Kier Group, saw its share price rise sharply in early morning trading after posting a positive business update.
The property, residential, construction and services group, saw its share price climb over 12% to 1083.70.
Kiers is one of a number of companies that is set to benefit from the collapse of infrastructure giant Carillon.
Only this week Kier took on around 200 former employees of Carillion’s as it assumed responsibility for work on UK motorways and the HS2 rail line.
Kier and Eiffage have taken over responsibility for the HS2 joint venture and Kier is assuming full responsibility for the Highways England smart motorways schemes on which it had been working in joint venture with Carillion. Kier insisted both contracts were performing well, both operationally and financially.
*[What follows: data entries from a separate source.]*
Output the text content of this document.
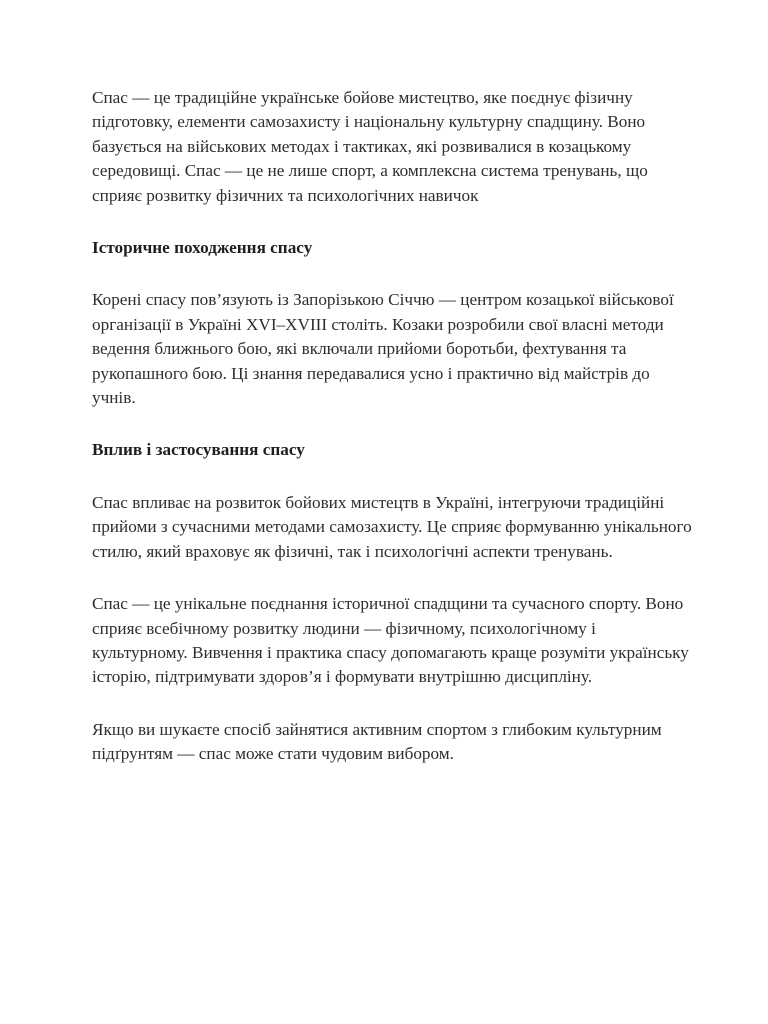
Спас — це традиційне українське бойове мистецтво, яке поєднує фізичну підготовку, елементи самозахисту і національну культурну спадщину. Воно базується на військових методах і тактиках, які розвивалися в козацькому середовищі. Спас — це не лише спорт, а комплексна система тренувань, що сприяє розвитку фізичних та психологічних навичок

Історичне походження спасу

Корені спасу пов’язують із Запорізькою Січчю — центром козацької військової організації в Україні XVI–XVIII століть. Козаки розробили свої власні методи ведення ближнього бою, які включали прийоми боротьби, фехтування та рукопашного бою. Ці знання передавалися усно і практично від майстрів до учнів.

Вплив і застосування спасу

Спас впливає на розвиток бойових мистецтв в Україні, інтегруючи традиційні прийоми з сучасними методами самозахисту. Це сприяє формуванню унікального стилю, який враховує як фізичні, так і психологічні аспекти тренувань.

Спас — це унікальне поєднання історичної спадщини та сучасного спорту. Воно сприяє всебічному розвитку людини — фізичному, психологічному і культурному. Вивчення і практика спасу допомагають краще розуміти українську історію, підтримувати здоров’я і формувати внутрішню дисципліну.

Якщо ви шукаєте спосіб зайнятися активним спортом з глибоким культурним підґрунтям — спас може стати чудовим вибором.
Following the collapse of Carillion, City analysts such as Peel Hunt were quick to tip Kier as a potential beneficiary of Carillion’s fall. Kier’s share price rose 6% following the Carillion announcement and today’s share price rise continued the upward momentum.
In its latest trading update, Kier revealed that its combined construction and services order books remained strong at .£9.5bn, with 100% of forecast revenue for the 2018 financial year secured, providing good visibility.
In addition, it pointed out that its’ highways business was currently in negotiation with Highways England for three-year extensions to its Area 3 and 9 contracts, with a final decision expected by the end of March 2018.
Kier said the McNicholas acquisition was performing well and provided a highly complementary addition to its utilities services business.
Commenting on the latest business update, Haydn Mursell, chief executive of Kier Group, said: "Our first half performance continues to demonstrate the strength and stability of the business and the benefits of our client focused strategy.
“We have leading market positions in infrastructure services, building and development which provide the platform to support further growth and position the group well for the future. The group remains on course to deliver double digit profit growth in the current year and to achieve its Vision 2020 targets."